Szturm na Zakopane. Balangowicze to gorszy sort klienta
W Zakopanem trwają przygotowania do Sylwestra Marzeń z Dwójką. TVP przygotowała 30 tys. miejsc. Przed tygodniem wyczerpała się pula 9 tys. biletów dla osób, które nie muszą pokazywać certyfikatu szczepienia przeciwko COVID-19. TVP oczekuje od nich "dobrowolnego okazania testu" i wypełnienia oświadczenia o stanie zdrowia.
Właśnie sektory dla niezaszczepionych imprezowiczów napawają niepokojem zakopiańczyków.
- Zazwyczaj za płotem wokół sceny bawi się drugie tyle osób, niż oficjalnie zaplanował organizator. Naprawdę nie rozumiem tej decyzji, że w takim czasie organizuje się imprezę masową dla osób niezaszczepionych. W wielu stolicach europejskich sylwestrowe imprezy są odwołane, a my mamy być wyjątkiem, który jest odporny na epidemię. To się skończy tym, że narodzi się jakaś nowa mutacja koronawirusa zakopiańskiego. Jestem po prostu przerażona - mówi WP Agata Wojtowicz, prezes Tatrzańskiej Izby Gospodarczej.
W innym tonie wypowiadały się władze Zakopanego, komentując, że pandemia osłabła i cieszy ich powrót imprezy sylwestrowej do miasta. Rok temu Sylwester z Dwójką odbywał się w Ostródzie i przy niewielkiej liczbie publiczności. Jednak w całej Polsce od godziny 19 obowiązywała wówczas godzina policyjna, czyli zakaz wychodzenia z domu.

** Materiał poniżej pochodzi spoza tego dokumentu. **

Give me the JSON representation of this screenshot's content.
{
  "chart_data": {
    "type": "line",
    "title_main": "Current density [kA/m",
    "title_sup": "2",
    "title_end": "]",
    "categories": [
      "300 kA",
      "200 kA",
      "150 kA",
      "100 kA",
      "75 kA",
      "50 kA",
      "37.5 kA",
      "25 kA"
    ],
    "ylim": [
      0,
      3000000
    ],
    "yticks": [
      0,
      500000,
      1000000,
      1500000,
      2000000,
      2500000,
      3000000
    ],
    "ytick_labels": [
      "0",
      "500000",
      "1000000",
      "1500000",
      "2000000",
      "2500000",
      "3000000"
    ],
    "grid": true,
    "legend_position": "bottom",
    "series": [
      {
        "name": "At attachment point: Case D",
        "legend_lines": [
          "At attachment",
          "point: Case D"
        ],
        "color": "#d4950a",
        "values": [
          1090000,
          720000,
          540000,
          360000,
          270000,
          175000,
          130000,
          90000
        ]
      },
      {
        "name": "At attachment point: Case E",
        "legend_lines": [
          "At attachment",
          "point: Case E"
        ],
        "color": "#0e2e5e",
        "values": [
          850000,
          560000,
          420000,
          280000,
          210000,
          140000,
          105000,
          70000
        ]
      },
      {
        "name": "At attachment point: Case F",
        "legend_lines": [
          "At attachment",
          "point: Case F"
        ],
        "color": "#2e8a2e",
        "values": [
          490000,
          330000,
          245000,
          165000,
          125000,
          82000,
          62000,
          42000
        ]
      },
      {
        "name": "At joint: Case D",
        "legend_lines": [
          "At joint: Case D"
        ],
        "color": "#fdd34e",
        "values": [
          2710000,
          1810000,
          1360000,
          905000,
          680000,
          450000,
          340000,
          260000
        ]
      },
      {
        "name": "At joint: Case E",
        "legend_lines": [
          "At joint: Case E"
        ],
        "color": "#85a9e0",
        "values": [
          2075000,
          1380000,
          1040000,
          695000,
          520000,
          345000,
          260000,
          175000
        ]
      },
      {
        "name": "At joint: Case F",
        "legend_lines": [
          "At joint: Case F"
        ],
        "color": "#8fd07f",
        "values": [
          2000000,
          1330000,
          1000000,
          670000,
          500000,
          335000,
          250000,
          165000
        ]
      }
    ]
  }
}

Izba Gospodarcza szacuje, że do Zakopanego zjedzie 80-100 tys. imprezowiczów. Przy czym większość z nich tylko na jedną noc. - Biznesowo nie zyskujemy na takim sylwestrze, bo większość widzów to osoby niezainteresowane dłuższym pobytem. W takich dniach miasto ledwo dyszy, korkuje się, bo zamykane są kolejne ulice wokół centrum - dodaje prezes Wojtowicz.
Sylwester Marzeń w Zakopanem. Mieszkanka żąda ściszenia muzyki
Według "Tygodnika Podhalańskiego" część mieszkańców Zakopanego jest niechętna imprezie. "Zakopane nie składa się tylko i wyłącznie z miłośników muzyki disco-polo, którzy zarabiają na turystach. Są także i ci mieszkańcy, którym nie podoba się organizacja tak wielkiej imprezy, którzy narzekają na brud, alkoholowe ekscesy, wrzaski, korki" - komentowała redakcja.
Według tygodnika jedna z mieszkanek zwróciła się do policji i urzędu miasta z żądaniem ściszenia muzyki podczas trwających prób.
"Nie wszyscy obywatele są zdrowi i nie wszyscy muszą albo zwyczajnie mają ochotę słuchać huku dobywającego się z Równi. Poszanowanie prawa nas wszystkich jest najważniejsze! (...) Mamy prawo we własnym mieście żyć w spokoju niezakłócanym przez odwiedzających nas gości" - napisała w mailu do służb i urzędników.